Chromium mine in Kukës, Kukës County, Albania

The Përroi Batrës mine is a large mine located near the village Kalimash in northern Albania in Kukës County, 80 km north-east of the capital, Tirana. Përroi Batrës represents one of the largest chromium reserve in Albania and one of the largest in Europe having estimated reserves of 1.2 million tonnes of ore grading 20% chromium metal. The mine is part of the Kukës Massif, a 108 km2 area which has a rock thickness between 4 km and 6 km and contains 54 verified chromium deposits and occurrences. The deposit has been explored to depths of up to 300 m and the geological reserves amount to 6.8 million tonnes grading 21.4% chromium metal.

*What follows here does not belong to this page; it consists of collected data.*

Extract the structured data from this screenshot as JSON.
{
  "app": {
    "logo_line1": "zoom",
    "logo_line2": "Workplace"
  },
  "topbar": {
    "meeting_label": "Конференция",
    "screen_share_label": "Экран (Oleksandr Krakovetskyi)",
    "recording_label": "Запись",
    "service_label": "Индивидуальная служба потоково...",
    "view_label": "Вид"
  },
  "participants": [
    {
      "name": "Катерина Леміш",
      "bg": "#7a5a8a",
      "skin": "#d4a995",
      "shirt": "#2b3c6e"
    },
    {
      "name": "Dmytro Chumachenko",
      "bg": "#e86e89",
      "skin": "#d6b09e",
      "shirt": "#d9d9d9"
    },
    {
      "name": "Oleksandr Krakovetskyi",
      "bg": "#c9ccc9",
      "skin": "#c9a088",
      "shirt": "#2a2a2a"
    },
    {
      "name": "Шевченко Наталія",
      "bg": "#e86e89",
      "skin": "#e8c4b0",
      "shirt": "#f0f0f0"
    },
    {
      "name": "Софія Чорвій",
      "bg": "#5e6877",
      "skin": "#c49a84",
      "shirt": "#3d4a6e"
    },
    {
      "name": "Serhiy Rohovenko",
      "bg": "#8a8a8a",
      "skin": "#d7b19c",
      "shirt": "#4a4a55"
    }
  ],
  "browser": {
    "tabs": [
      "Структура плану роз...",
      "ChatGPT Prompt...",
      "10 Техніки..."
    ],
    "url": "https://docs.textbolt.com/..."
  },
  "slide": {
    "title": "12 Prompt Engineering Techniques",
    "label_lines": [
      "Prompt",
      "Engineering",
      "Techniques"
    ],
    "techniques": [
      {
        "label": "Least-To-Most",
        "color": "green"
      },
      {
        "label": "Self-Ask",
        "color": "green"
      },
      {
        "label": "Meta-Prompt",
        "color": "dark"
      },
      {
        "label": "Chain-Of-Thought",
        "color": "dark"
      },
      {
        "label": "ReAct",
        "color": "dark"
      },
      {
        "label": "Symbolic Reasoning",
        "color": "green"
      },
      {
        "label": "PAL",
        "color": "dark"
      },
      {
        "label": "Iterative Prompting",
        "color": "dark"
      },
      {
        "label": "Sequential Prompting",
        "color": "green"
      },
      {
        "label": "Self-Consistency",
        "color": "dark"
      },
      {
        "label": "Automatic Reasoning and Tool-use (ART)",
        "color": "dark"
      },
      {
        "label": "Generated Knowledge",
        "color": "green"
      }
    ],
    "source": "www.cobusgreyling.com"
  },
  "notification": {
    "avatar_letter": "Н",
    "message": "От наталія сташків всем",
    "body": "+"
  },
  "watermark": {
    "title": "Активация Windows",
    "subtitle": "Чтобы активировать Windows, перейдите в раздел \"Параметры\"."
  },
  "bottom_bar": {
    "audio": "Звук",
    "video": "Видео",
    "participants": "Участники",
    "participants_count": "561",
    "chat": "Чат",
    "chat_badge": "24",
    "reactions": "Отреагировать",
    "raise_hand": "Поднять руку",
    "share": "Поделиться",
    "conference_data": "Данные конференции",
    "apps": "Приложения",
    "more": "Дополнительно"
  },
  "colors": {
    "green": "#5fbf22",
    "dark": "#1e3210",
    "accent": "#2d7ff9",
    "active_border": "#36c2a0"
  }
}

The Përroi Batrës mine began operating in 1978. The total combined chromium ore production from the mine between 1986 and 1998 amounted to 540,000 tonnes. The deepest level of the mine is the + 600 Level which reaches a depth of 300 m. The chromium ore reserves of the mine are split into two categories above and below + 600 Level. The proven ore reserves located above the + 600 Level amount to 1,200,000 tonnes of ore grading 20% chromium metal. The proven ore reserves located below the + 600 Level are currently not estimated or calculated but are expected to be grading over 30% chromium metal. The mine's total reserves amount to 1.2 million tonnes of ore grading 20% chromium metal. The chromium ore exploitation complex is located completely underground and has been shut down since 2000 due to financial difficulties. The Përroi Batrës mine is one of the eight Albanian chromium mines to have reserves of over 1 million tonnes of chromium ore.